I ran this test app in the following environment:

  • Flex SDK (MXMLC) 4.6.0.23201, compiling in release mode (no debugging or verbose stack traces)
  • Release version of Flash Player 11.2.202.235
  • 2.4 Ghz Intel Core i5
  • Mac OS X 10.7.4
  • NVIDIA GeForce GT 330M 256 MB

And here are the results I got:

Num Cubes Original Sort Time Fast Sort Time
32768 53 30
0 40 10

Alpha Sort Times Graph

These two tests show the two optimizations in full effect. When all of the cubes are visible (first test), both approaches end up sorting all the cubes since they all pass the view frustum check. Therefore the only optimization being applied is the switch from sorting using Vector.sort (which uses a compare function) and sorting using Skyboy’s fastSort function (which uses a “distance from camera” field). This alone makes sorting twice as fast as it otherwise was.
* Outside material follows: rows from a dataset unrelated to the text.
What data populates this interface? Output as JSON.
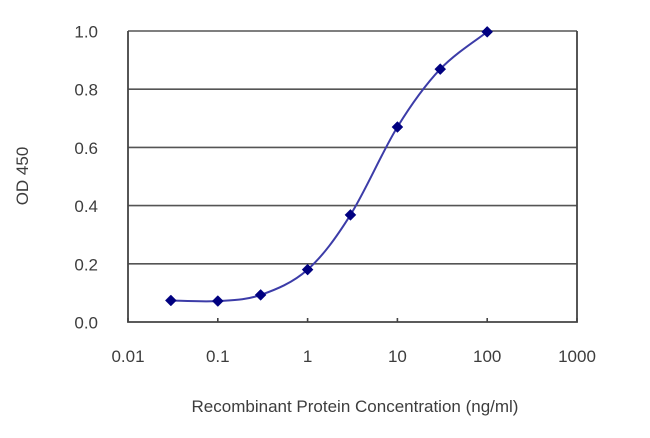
{
  "chart_data": {
    "type": "line",
    "title": "",
    "xlabel": "Recombinant Protein Concentration (ng/ml)",
    "ylabel": "OD 450",
    "x_scale": "log",
    "xlim": [
      0.01,
      1000
    ],
    "ylim": [
      0.0,
      1.0
    ],
    "x_ticks": [
      0.01,
      0.1,
      1,
      10,
      100,
      1000
    ],
    "x_tick_labels": [
      "0.01",
      "0.1",
      "1",
      "10",
      "100",
      "1000"
    ],
    "y_ticks": [
      0.0,
      0.2,
      0.4,
      0.6,
      0.8,
      1.0
    ],
    "y_tick_labels": [
      "0.0",
      "0.2",
      "0.4",
      "0.6",
      "0.8",
      "1.0"
    ],
    "grid": {
      "horizontal": true,
      "vertical": false
    },
    "legend": null,
    "series": [
      {
        "name": "OD 450",
        "color": "#000080",
        "line_color": "#3c3ca8",
        "marker": "diamond",
        "smooth": true,
        "x": [
          0.03,
          0.1,
          0.3,
          1,
          3,
          10,
          30,
          100
        ],
        "values": [
          0.074,
          0.072,
          0.093,
          0.18,
          0.368,
          0.67,
          0.869,
          0.997
        ]
      }
    ]
  },
  "style": {
    "grid_color": "#555555",
    "axis_color": "#444444",
    "text_color": "#3d3d3d",
    "background": "#ffffff"
  }
}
The second case is where I’ve pointed the camera away from the cubes and none of them pass the view frustum check. In this case, zero cubes are being sorted in the “fast” method and all 32768 are being sorted in the “original” method. This results in a 3x speedup over the “fast” approach with all of the cubes present and a 4x speedup over the “original” method.

The above optimizations are just a couple of ways of improving performance when alpha textures are used in a 3D scene. If you have more techniques to suggest or have simply spotted a bug or have a suggestion, post a comment and let me know!